If they’re un-receptive to your offers to help them, let them know you will always be there for them and let them have their space. After all, you can only help those who want to help themselves. However, if they wish to receive treatment but don’t know what to do, we will be happy to refer to them to one of many qualified clinics that will aid them in overcoming their addiction.
There comes a time for a coke addict when the cocaine stops working – a time when the coke, the other drugs and all the madness become unbearable. By then you just can’t stop, so you keep on using because although it’s killing you, cocaine has become the most important thing in your life. When you observe cocaine side effects & possible signs of addiction, you should take immediate action to ensure you receive proper treatment. There are many programmes that can help individuals who seek liberation from cocaine addiction.
If you or a loved one struggles with cocaine addiction, we can refer you to a professional clinic that has fully dedicated teams at the ready to provide help and support. These clinics are staffed by psychiatrists, psychologists, doctors, support workers and therapists.

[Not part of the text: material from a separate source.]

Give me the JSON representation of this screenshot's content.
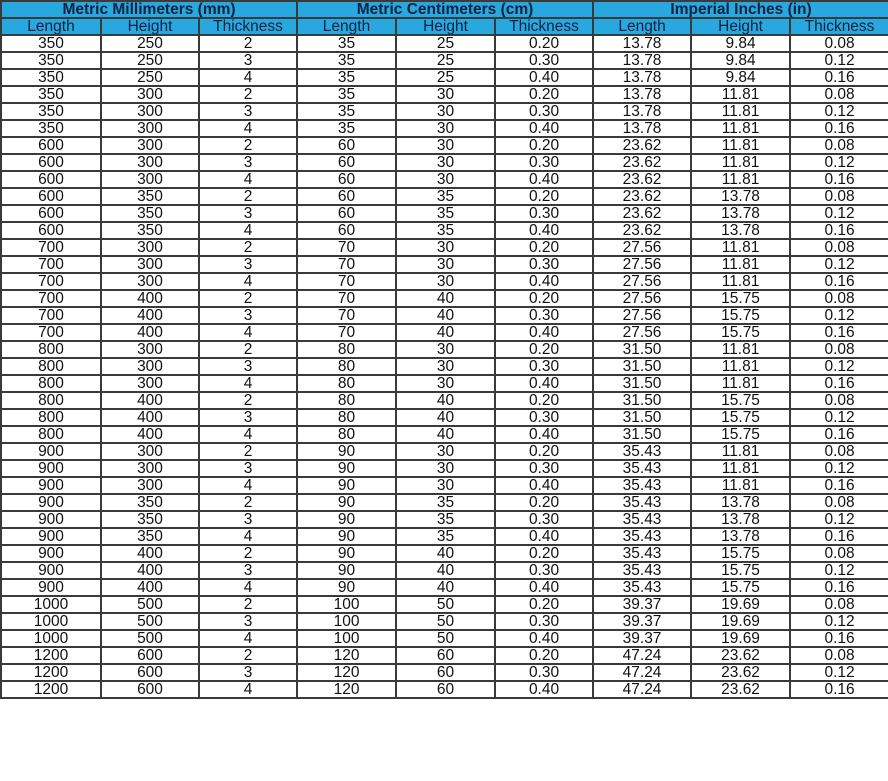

Services include inpatient programmes that span from short-term to long-term care. Several programmes even provide housing projects that assist in long-term sobriety. There are many highly qualified drug rehab clinics spread across the UK that can help you or a loved one overcome your addiction. Remember, the first step to overcoming cocaine is the acceptance that you need help.
Recovering from cocaine addiction isn’t easy. It takes a strong will and hard work to overcome the addiction. Cocaine can completely overwhelm your ability to think for yourself. It’s a disease that slowly eats away at your will to resist, and eventually, you become a slave to the drug. If you suffer from cocaine addiction, seek the help you so desperately need before it’s too late.